L'Inde et la France "sont naturellement compatibles" et "nous considérons la France comme l'un de nos principaux partenaires mondiaux", a ajouté Modi.

L'Inde est l'un des plus gros acheteurs d'armes françaises, Modi ayant annoncé un accord historique pour 36 avions de chasse Rafale lors d'un voyage à Paris en 2015 qui valait environ 4,0 milliards d'euros à l'époque.

Peu d'observateurs s'attendent à ce que Macron soulève publiquement des problèmes de droits avec Modi.

"Ce qui explique le succès relatif de la France dans cette relation, c'est que contrairement aux États-Unis, au Royaume-Uni, au Canada, à l'Allemagne et à quelques autres pays européens, vous avez à peine vu la France commenter les affaires intérieures de l'Inde", a déclaré Constantino Xavier du Centre. for Social and Economic Progress, un groupe de réflexion basé à New Delhi, a déclaré cette semaine.

"Cela a été apprécié du côté indien."

- Jeu d'équilibre -

Modi a été poursuivi par des allégations selon lesquelles il aurait été complice de violences religieuses pendant son mandat de ministre en chef de l'État occidental du Gujarat en 2002, lorsqu'environ 1 000 personnes, pour la plupart des musulmans, ont été tuées dans des émeutes sectaires.
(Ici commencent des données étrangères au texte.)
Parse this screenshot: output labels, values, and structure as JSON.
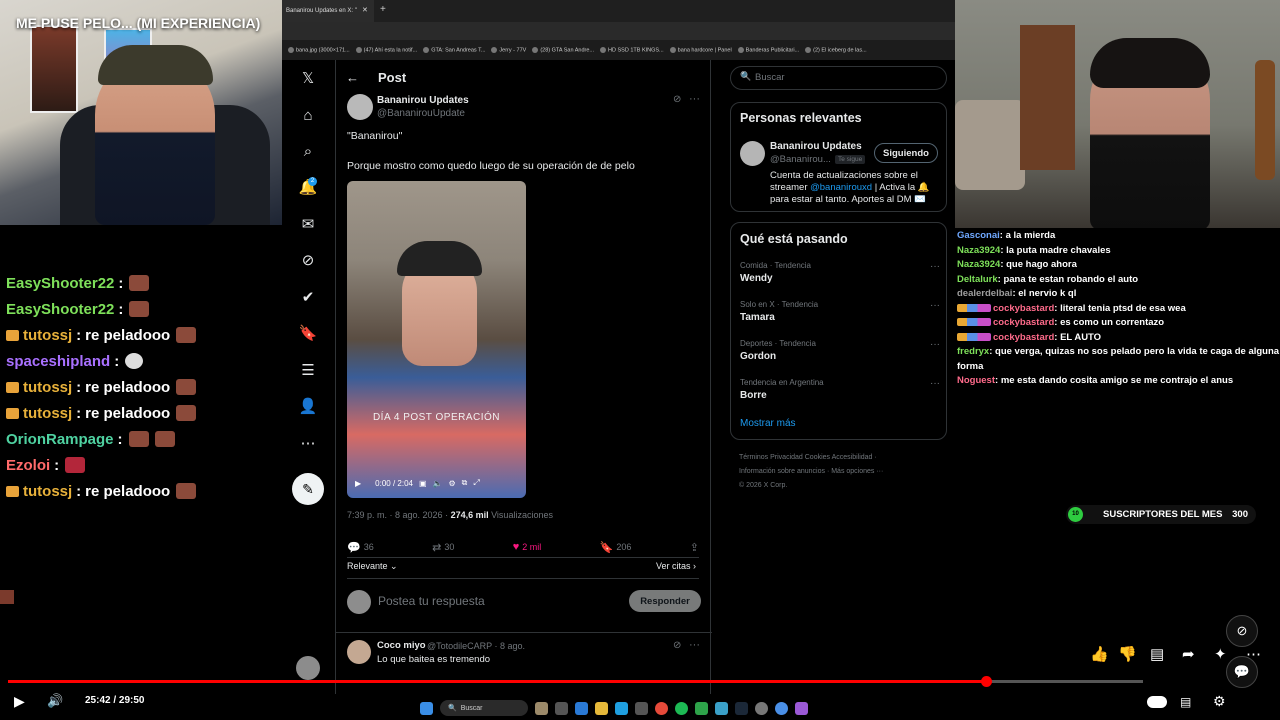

Le gouvernement indien et les enquêtes judiciaires l'ont disculpé.

Depuis sa première victoire électorale écrasante en 2014, il a également été dénoncé par des groupes de défense des droits pour une discrimination et une violence accrues envers les musulmans du pays, ainsi que pour l'étouffement des médias indépendants.

Mais l'influence de l'Inde se développe à l'échelle internationale, avec ses classes moyennes en plein essor qui contribuent à faire du pays la cinquième économie du monde.

De nombreuses entreprises européennes et américaines, dont le géant américain de la technologie Apple, y augmentent leur production pour atténuer la menace de perturbations de la chaîne d'approvisionnement en provenance de Chine.

La guerre en Ukraine a accru les inquiétudes en Occident quant au risque de conflits perturbant le flux de matières premières et de technologies clés en provenance de Chine, mais elle a également révélé une rupture avec l'Inde.

New Delhi, qui cherche depuis longtemps à équilibrer ses liens avec Moscou et l'Occident, a refusé de condamner l'invasion de l'Ukraine par Vladimir Poutine et est devenue l'un des principaux acheteurs de pétrole russe à prix réduit lors du plus grand conflit en Europe depuis la Seconde Guerre mondiale.